As a matter of fact, he died of pneumonia; and on the night of his death sent over a grubby note asking me to come and help him to die.
The native woman was weeping by the side of the bed. McIntosh, wrapped in a cotton cloth, was too weak to resent a fur coat being thrown over him. He was very active as far as his mind was concerned, and his eyes were blazing. When he had abused the Doctor who came with me so foully that the indignant old fellow left, he cursed me for a few minutes and calmed down.
Then he told his wife to fetch out «The Book» from a hole in the wall. She brought out a big bundle, wrapped in the tail of a petticoat, of old sheets of miscellaneous note-paper, all numbered and covered with fine cramped writing. McIntosh ploughed his hand through the rubbish and stirred it up lovingly.
«This,» he said, «is my work — the Book of McIntosh Jellaludin, showing what he saw and how he lived, and what befell him and others; being also an account of the life and sins and death of Mother Maturin. What Mirza Murad Ali Beg’s book is to all other books on native life, will my work be to Mirza Murad Ali Beg’s!»

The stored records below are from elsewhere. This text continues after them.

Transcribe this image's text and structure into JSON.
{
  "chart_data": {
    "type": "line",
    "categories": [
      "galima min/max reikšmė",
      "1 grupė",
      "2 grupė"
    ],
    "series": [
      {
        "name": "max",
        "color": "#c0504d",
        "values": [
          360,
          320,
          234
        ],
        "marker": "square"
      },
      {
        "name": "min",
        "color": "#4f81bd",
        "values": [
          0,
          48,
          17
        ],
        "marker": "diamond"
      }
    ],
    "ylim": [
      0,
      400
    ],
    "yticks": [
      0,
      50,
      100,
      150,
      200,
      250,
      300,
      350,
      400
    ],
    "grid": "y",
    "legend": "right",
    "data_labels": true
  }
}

This, as will be conceded by any one who knows Mirza Ali Beg’s book, was a sweeping statement. The papers did not look specially valuable; but McIntosh handled them as if they were currency-notes. Then he said slowly — «In despite the many weaknesses of your education, you have been good to me. I will speak of your tobacco when I reach the Gods. I owe you much thanks for many kindnesses. But I abominate indebtedness. For this reason I bequeath to you now the monument more enduring than brass — my one book — rude and imperfect in parts, but oh, how rare in others! I wonder if you will understand it. It is a gift more honorable than …. Bah! where is my brain rambling to? You will mutilate it horribly. You will knock out the gems you call „Latin quotations,“ you Philistine, and you will butcher the style to carve into your own jerky jargon; but you cannot destroy the whole of it. I bequeath it to you. Ethel. . My brain again!. Mrs. McIntosh, bear witness that I give the sahib all these papers. They would be of no use to you, Heart of my heart; and I lay it upon you,» he turned to me here, «that you do not let my book die in its present form. It is yours unconditionally — the story of McIntosh Jellaludin, which is not the story of McIntosh Jellaludin, but of a greater man than he, and of a far greater woman. Listen now! I am neither mad nor drunk! That book will make you famous.»